Kein Interesse an einer künstlichen Beeinflussung des Wechselkurses
Finanzminister Miyazawa: Japan strebt nicht nach Politik des schwachen Yen

Der japanische Finanzminister Kiichi Miyazawa hat sich gegen Spekulationen der Finanzmärkte gewandt, Japan strebe nach einer Politik des schwachen Yen. Japan habe nicht die Absicht, den Yen vorsätzlich zu schwächen, sagte Miyazawa am Mittwoch in Tokio.

rtr TOKIO. "Eine Politik zur Schwächung des Yen bricht mit den Prinzipien der G7 und sollte daher nicht verfolgt werden", fügte er hinzu.

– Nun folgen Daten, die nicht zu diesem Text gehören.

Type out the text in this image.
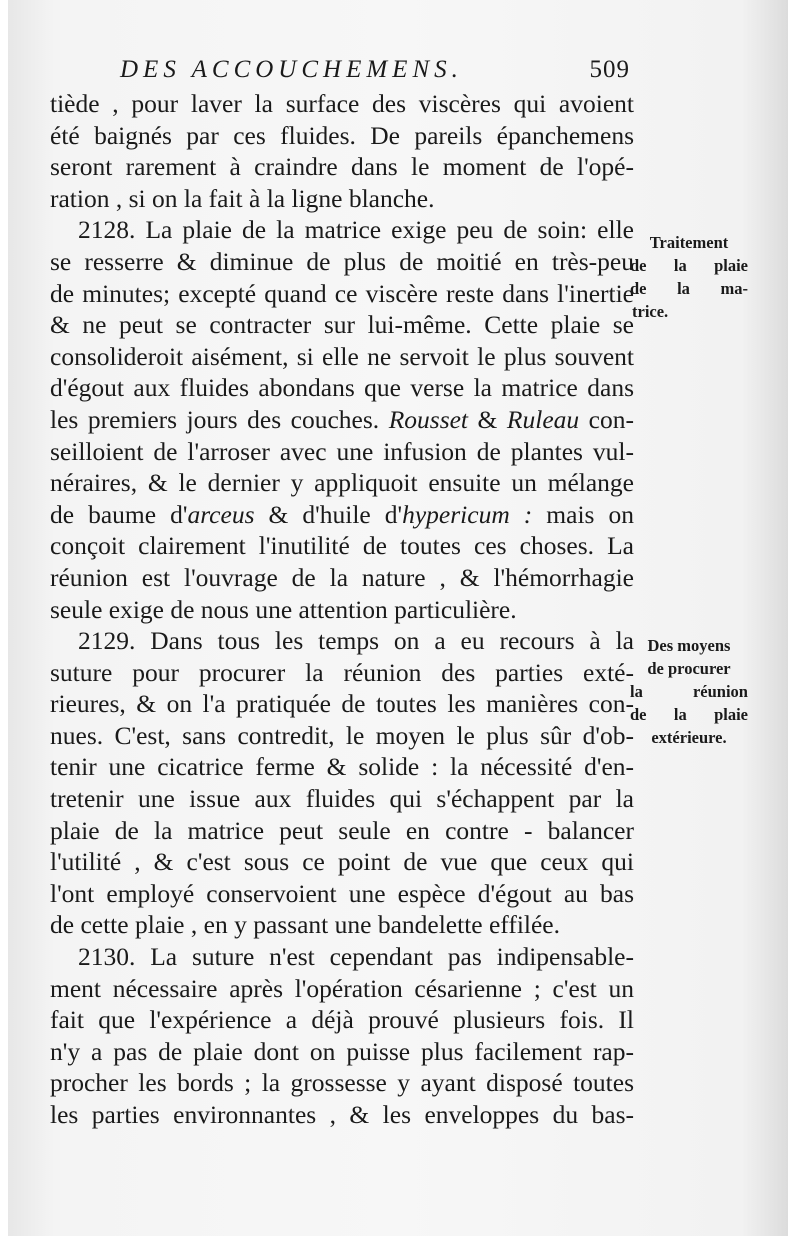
DES ACCOUCHEMENS.	509
tiède , pour laver la surface des viscères qui avoient
été baignés par ces fluides. De pareils épanchemens
seront rarement à craindre dans le moment de l'opé-
ration , si on la fait à la ligne blanche.
2128. La plaie de la matrice exige peu de soin: elle
se resserre & diminue de plus de moitié en très-peu
de minutes; excepté quand ce viscère reste dans l'inertie
& ne peut se contracter sur lui-même. Cette plaie se
consolideroit aisément, si elle ne servoit le plus souvent
d'égout aux fluides abondans que verse la matrice dans
les premiers jours des couches. Rousset & Ruleau con-
seilloient de l'arroser avec une infusion de plantes vul-
néraires, & le dernier y appliquoit ensuite un mélange
de baume d'arceus & d'huile d'hypericum : mais on
conçoit clairement l'inutilité de toutes ces choses. La
réunion est l'ouvrage de la nature , & l'hémorrhagie
seule exige de nous une attention particulière.
2129. Dans tous les temps on a eu recours à la
suture pour procurer la réunion des parties exté-
rieures, & on l'a pratiquée de toutes les manières con-
nues. C'est, sans contredit, le moyen le plus sûr d'ob-
tenir une cicatrice ferme & solide : la nécessité d'en-
tretenir une issue aux fluides qui s'échappent par la
plaie de la matrice peut seule en contre - balancer
l'utilité , & c'est sous ce point de vue que ceux qui
l'ont employé conservoient une espèce d'égout au bas
de cette plaie , en y passant une bandelette effilée.
2130. La suture n'est cependant pas indipensable-
ment nécessaire après l'opération césarienne ; c'est un
fait que l'expérience a déjà prouvé plusieurs fois. Il
n'y a pas de plaie dont on puisse plus facilement rap-
procher les bords ; la grossesse y ayant disposé toutes
les parties environnantes , & les enveloppes du bas-
Traitement
de la plaie
de la ma-
trice.
Des moyens
de procurer
la réunion
de la plaie
extérieure.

An den Finanzmärkten war in jüngster Zeit spekuliert worden, Japan wolle in Absprache mit den USA einen schwachen Yen-Kurs dulden, um die Exportwirtschaft des Landes anzukurbeln.

Der Yen stieg nach den Äußerungen auf ein neues Drei-Wochenhoch von 123 Yen je Dollar, schwächte sich im weiteren Verlauf jedoch wieder etwas ab. Seit Ende vergangenen Jahres hatte die japanische Währung gegenüber der US-Valuta stetig an Wert verloren und war Anfang April mit knapp 127 Yen je Dollar auf den tiefsten Stand seit Oktober 1998 gefallen.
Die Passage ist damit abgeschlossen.